Have We Reached a Collaboration Tipping Point?
JP Rangaswami's Supernova 2007 presentation was my highlight. I listened to the software initiatives he described, including BT's partnership with open source wiki provider TiddlyWiki. I wondered how did JP talk an estabished telecom company into these innovative initiatives, and how will these steps translate into British pounds?
A year on BT is a proud sponsor of a television special series, "Collaboration", hosted by Donny Deutsch on CNBC. I don't know what audience BT is targeting (given the 8pm U.S. ET Sunday time slot), but you can find video excerpts on the CNBC site revealing the interesting array of presenters the program taps.
Sunday night's episode titled "Profiting from Collaboration" included:
i. Ted Leonsis, (who lead AOL's Greenhouse program that created the Motley Fool and IVillage brands) talking about his long tail independent film venture, SnagFilms.
ii. NetFlix CEO, Reed Hastings, addressing questions about NetFlix high stake, million dollar challenge, to enhance their movie recommendation algorithm, Cinematch. NetFlix is engaging outside talent in it's search for a 10% performance improvement. Hastings indicated some 25,000 people have joined the chase. Competition leaders are listed on the Leader Board. The current leader shows a 9.44% improvement.
It seems everywhere I look there is a story promoting the value of collaboration. Via Twitter Andrew McAfee mentioned the November 2008 HBR article "John Chambers Sees the Future" that comes with a video explaining his "collaborative business model". The Fall MIT Sloan Review offers "An Inside View of IBM's 'Innovation Jam'". Ziff Davis is promoting through Baseline, CIO Insight and eWeek it's "Enterprise 2008 Collaboration Survey" that finds "collaboration tools.. are among the most important technologies for 2008".
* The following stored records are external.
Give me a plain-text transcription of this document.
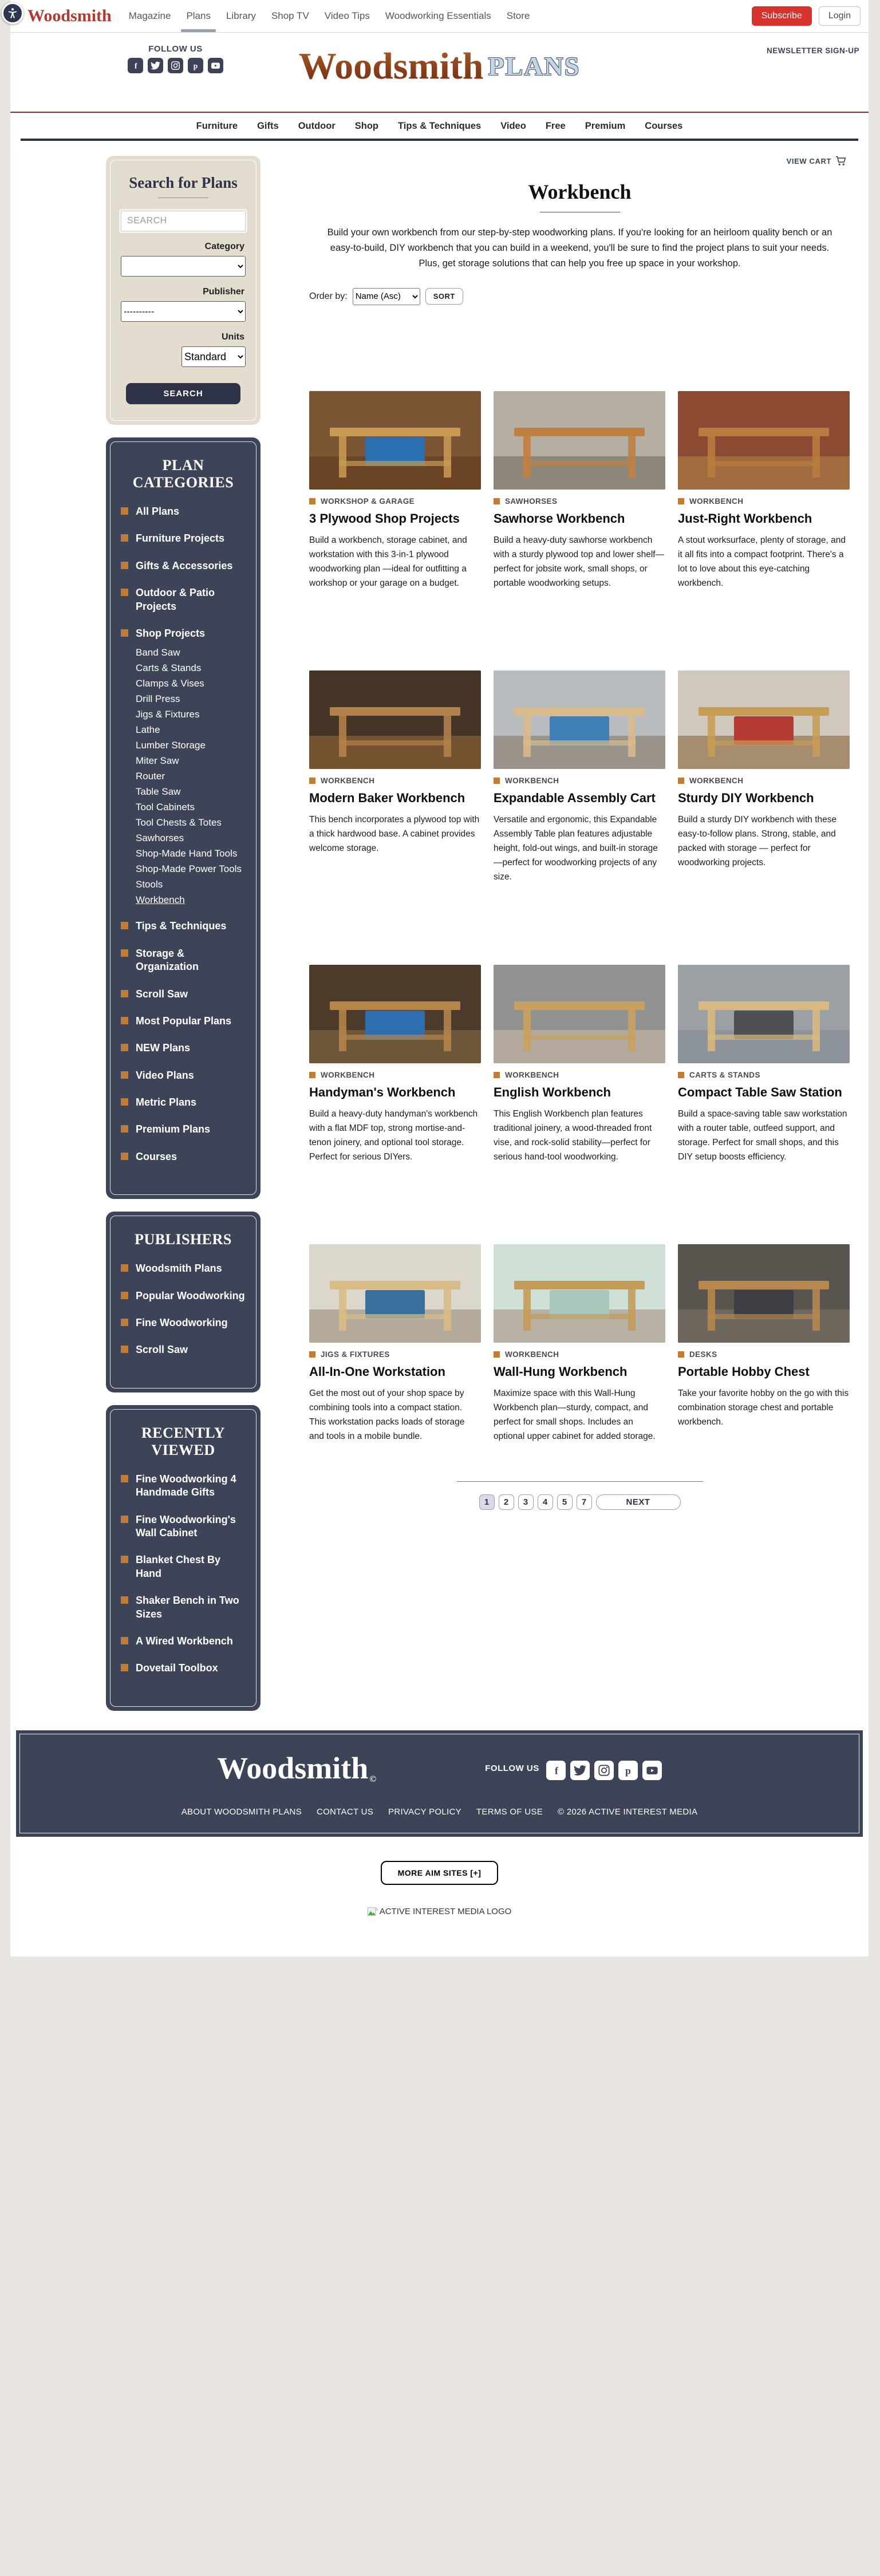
Woodsmith Magazine Plans Library Shop TV Video Tips Woodworking Essentials Store	Subscribe	Login
FOLLOW US
f	p	Woodsmith PLANS
NEWSLETTER SIGN-UP
Furniture Gifts Outdoor Shop Tips & Techniques Video Free Premium Courses
Search for Plans
SEARCH
Category
Publisher
----------
Units
Standard
SEARCH
PLAN CATEGORIES
All Plans
Furniture Projects
Gifts & Accessories
Outdoor & Patio Projects
Shop Projects
Band Saw
Carts & Stands
Clamps & Vises
Drill Press
Jigs & Fixtures
Lathe
Lumber Storage
Miter Saw
Router
Table Saw
Tool Cabinets
Tool Chests & Totes
Sawhorses
Shop-Made Hand Tools
Shop-Made Power Tools
Stools
Workbench
Tips & Techniques
Storage & Organization
Scroll Saw
Most Popular Plans
NEW Plans
Video Plans
Metric Plans
Premium Plans
Courses
PUBLISHERS
Woodsmith Plans
Popular Woodworking
Fine Woodworking
Scroll Saw
RECENTLY VIEWED
Fine Woodworking 4 Handmade Gifts
Fine Woodworking's Wall Cabinet
Blanket Chest By Hand
Shaker Bench in Two Sizes
A Wired Workbench
Dovetail Toolbox
VIEW CART
Workbench

Build your own workbench from our step-by-step woodworking plans. If you're looking for an heirloom quality bench or an easy-to-build, DIY workbench that you can build in a weekend, you'll be sure to find the project plans to suit your needs. Plus, get storage solutions that can help you free up space in your workshop.

Order by:
Name (Asc)	SORT
WORKSHOP & GARAGE
3 Plywood Shop Projects

Build a workbench, storage cabinet, and workstation with this 3-in-1 plywood woodworking plan —ideal for outfitting a workshop or your garage on a budget.

SAWHORSES
Sawhorse Workbench

Build a heavy-duty sawhorse workbench with a sturdy plywood top and lower shelf—perfect for jobsite work, small shops, or portable woodworking setups.

WORKBENCH
Just-Right Workbench

A stout worksurface, plenty of storage, and it all fits into a compact footprint. There's a lot to love about this eye-catching workbench.

WORKBENCH
Modern Baker Workbench

This bench incorporates a plywood top with a thick hardwood base. A cabinet provides welcome storage.

WORKBENCH
Expandable Assembly Cart

Versatile and ergonomic, this Expandable Assembly Table plan features adjustable height, fold-out wings, and built-in storage—perfect for woodworking projects of any size.

WORKBENCH
Sturdy DIY Workbench

Build a sturdy DIY workbench with these easy-to-follow plans. Strong, stable, and packed with storage — perfect for woodworking projects.

WORKBENCH
Handyman's Workbench

Build a heavy-duty handyman's workbench with a flat MDF top, strong mortise-and-tenon joinery, and optional tool storage. Perfect for serious DIYers.

WORKBENCH
English Workbench

This English Workbench plan features traditional joinery, a wood-threaded front vise, and rock-solid stability—perfect for serious hand-tool woodworking.

CARTS & STANDS
Compact Table Saw Station

Build a space-saving table saw workstation with a router table, outfeed support, and storage. Perfect for small shops, and this DIY setup boosts efficiency.

JIGS & FIXTURES
All-In-One Workstation

Get the most out of your shop space by combining tools into a compact station. This workstation packs loads of storage and tools in a mobile bundle.

WORKBENCH
Wall-Hung Workbench

Maximize space with this Wall-Hung Workbench plan—sturdy, compact, and perfect for small shops. Includes an optional upper cabinet for added storage.

DESKS
Portable Hobby Chest

Take your favorite hobby on the go with this combination storage chest and portable workbench.

1	2	3	4	5	7	NEXT
Woodsmith ©
FOLLOW US f	p
ABOUT WOODSMITH PLANS CONTACT US PRIVACY POLICY TERMS OF USE © 2026 ACTIVE INTEREST MEDIA
MORE AIM SITES [+]
ACTIVE INTEREST MEDIA LOGO
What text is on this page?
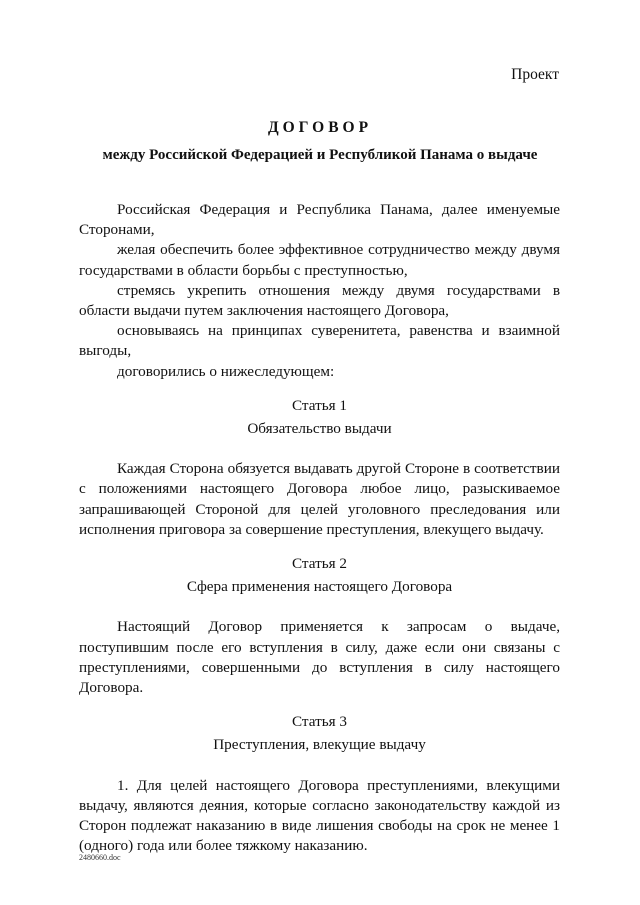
Проект
ДОГОВОР
между Российской Федерацией и Республикой Панама о выдаче

Российская Федерация и Республика Панама, далее именуемые Сторонами,

желая обеспечить более эффективное сотрудничество между двумя государствами в области борьбы с преступностью,

стремясь укрепить отношения между двумя государствами в области выдачи путем заключения настоящего Договора,

основываясь на принципах суверенитета, равенства и взаимной выгоды,

договорились о нижеследующем:

Статья 1

Обязательство выдачи

Каждая Сторона обязуется выдавать другой Стороне в соответствии с положениями настоящего Договора любое лицо, разыскиваемое запрашивающей Стороной для целей уголовного преследования или исполнения приговора за совершение преступления, влекущего выдачу.

Статья 2

Сфера применения настоящего Договора

Настоящий Договор применяется к запросам о выдаче, поступившим после его вступления в силу, даже если они связаны с преступлениями, совершенными до вступления в силу настоящего Договора.

Статья 3

Преступления, влекущие выдачу

1. Для целей настоящего Договора преступлениями, влекущими выдачу, являются деяния, которые согласно законодательству каждой из Сторон подлежат наказанию в виде лишения свободы на срок не менее 1 (одного) года или более тяжкому наказанию.

2480660.doc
Does the BT sponsored "Collaboration" program on CNBC indicate a tipping point from awareness to adoption of collaboration as business performance essential in a global world?
No doubt, from a technology adoption perspective, collaboration tools are everywhere from enterprise wide platforms (Lotus, Sharepoint and JIVE) through grassroots use of wikis and blogs. Individually employees are connecting beyond enterprise walls on consumer social networking platforms like Facebook and Twitter. But is the collaboration the technologies enable creating maximal value for the enterprises that are paying the bills?
I cannot help but raise the question, surrounded as we are by a global financial crisis that represents a massive failure in collaboration. While technology enabled global trading in credit default swaps, responsibility for the failures lies with humans and management. Stories abound of the problems from lack of AIG headquarters oversight of the UK trading unit that wrote risky instruments against the corporate balance sheet, to Greenspan’s choosing belief in open market models that had served him well for 40 years over carefully prepared advice from regulatory authorities about the risks involved.
No doubt collaboration technologies have arrived. However, as the financial crisis unfortunately makes abundantly clear, effective use demands thoughtful participation by all individuals in organizations and clear headed leadership to maximize the potential.
~ Jenny Ambrozek


I have a suspicion it would also involve the re-education of the entire profession of auditors. How he's done what he's managed within BT (having worked there once a long time ago) is quite beyond me!